Call for change

The Texas Workforce Commission oversees unemployment benefits and other labor services for Texas, the second most populous state in the US. With the COVID-19 pandemic and the oil crisis causing tremendous job loss, millions of Texans began filing for unemployment. For many Texans, this was the first time in their lives they were unemployed. And people who were not previously eligible for benefits, like the self-employed, found they could now file claims under new federal legislation–the Coronavirus Aid, Relief, and Economic Security (CARES) Act. A flood of questions ensued, and TWC began receiving an unprecedented number of calls to its call center, increasing demand on its website.

The Texas Workforce Commission saw an unprecedented increase in daily unemployment insurance claims processed at the peak of the pandemic:

13,000

daily claims processed daily before the pandemic

42,000

daily claims in the early months of the pandemic

98,000

online claims processed in a single day, at its peak

To support this surge, TWC needed another channel of communication.

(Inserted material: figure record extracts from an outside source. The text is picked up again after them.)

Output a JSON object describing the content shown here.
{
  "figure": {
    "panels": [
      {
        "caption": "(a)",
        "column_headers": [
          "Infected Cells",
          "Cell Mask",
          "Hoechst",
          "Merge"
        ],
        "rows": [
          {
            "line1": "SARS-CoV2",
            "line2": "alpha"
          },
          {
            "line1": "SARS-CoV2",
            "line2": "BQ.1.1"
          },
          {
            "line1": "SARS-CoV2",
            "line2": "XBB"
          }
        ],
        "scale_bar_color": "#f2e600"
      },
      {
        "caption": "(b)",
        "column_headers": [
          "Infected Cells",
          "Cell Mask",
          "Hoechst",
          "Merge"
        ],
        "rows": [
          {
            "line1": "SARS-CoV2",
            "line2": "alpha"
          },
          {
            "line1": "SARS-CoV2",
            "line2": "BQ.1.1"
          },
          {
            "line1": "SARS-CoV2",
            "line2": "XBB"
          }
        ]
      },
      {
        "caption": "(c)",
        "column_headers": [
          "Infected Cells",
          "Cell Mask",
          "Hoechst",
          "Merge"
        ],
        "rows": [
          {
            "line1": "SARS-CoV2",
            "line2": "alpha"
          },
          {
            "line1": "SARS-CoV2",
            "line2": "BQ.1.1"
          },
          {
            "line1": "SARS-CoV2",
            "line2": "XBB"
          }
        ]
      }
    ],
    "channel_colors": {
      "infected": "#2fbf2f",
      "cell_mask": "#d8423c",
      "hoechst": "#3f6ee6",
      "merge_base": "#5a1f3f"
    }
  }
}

When tech meets human ingenuity

TWC worked with Accenture to develop an artificial intelligence (AI) system that could handle the uptick in claims from unemployed residents in need of benefits. The virtual assistant can understand text questions and offer a reply much like a human would. Within five days, Accenture and Amazon Web Services (AWS) launched the virtual assistant. The tool provides informational responses to the most common questions, such as “How do I file a claim for unemployment insurance?” and “What is the status of my claim or payment?”

The virtual assistant was affectionately named “Larry” after TWC’s former Executive Director Larry Temple, who passed away in 2019. Larry Temple was a public servant who, for two decades, brought wisdom, experience and compassion to those in need.

AWS Lex, the natural language processor, identifies topics submitted through text questions and uses machine learning to help match queries to the best answer. For example, if a user asks “When will I get a check in the mail?” the system can recognize that the person is trying to find out when they will receive their payment. Since TWC does not send checks, the virtual assistant recognizes that the end user is inquiring about payments and answers accordingly.

The virtual assistant was affectionately named “Larry” after TWC’s former Executive Director Larry Temple, who passed away in 2019. Larry Temple was an exemplary and dedicated public servant who, for two decades, brought great wisdom, experience and deep compassion to those in need. His reputation for sharing best practices on reemployment and helping other state workforce agencies in times of crisis contributed to Texas being a model workforce for the nation. Larry the Virtual Assistant appears on the bottom right of the TWC website, where users see a box that says “Chat with Us.” Once this box is clicked, it automatically engages the user in a conversation.

Leveraging Accenture’s Advanced Customer Engagement platform, TWC can merge AI, data and analytics to improve the customer experience. These insights highlight how users interact with Larry, helping TWC refine its processes based on industry learnings and best practices, including how to shorten back-and-forth conversations and help individuals narrow down their questions.

A valuable difference

After one month, TWC updated the bot to include a “request TWC contact me” form. If a user needs more information on a request, the bot can present a web intake form that asks for several pieces of information. The user is then placed on a call list for a TWC employee to reach out to them directly. This option helps divert calls from the call centers and allows TWC to reach customers with outbound calls, which further enhances citizen engagement. And now that Larry has proved effective for unemployment insurance, TWC is using the virtual assistant for other agency business and helping to answer questions related to vocational rehabilitation, workforce initiatives and child care.

Today, Larry can support around 100 questions and 20,000 concurrent users – a 233% increase in capacity from when it was first launched. Larry has served over two million TWC customers and answered over nine million questions. On average, it can answer requests in just over four messages. Unlike traditional call centers, Larry can assist customers 24/7. In fact, 19% of user interactions occur outside regular call center hours. Today, it takes less than a day to turn around updated policy information to customers using the virtual assistant.

Larry has won the 2020 Texas Association of State Systems for Computing and Communications (TASSCC) award in the Application of Innovative Tools to Transform the Delivery of Public Services category. This award recognizes outstanding information technology accomplishments within State of Texas government and higher education entities.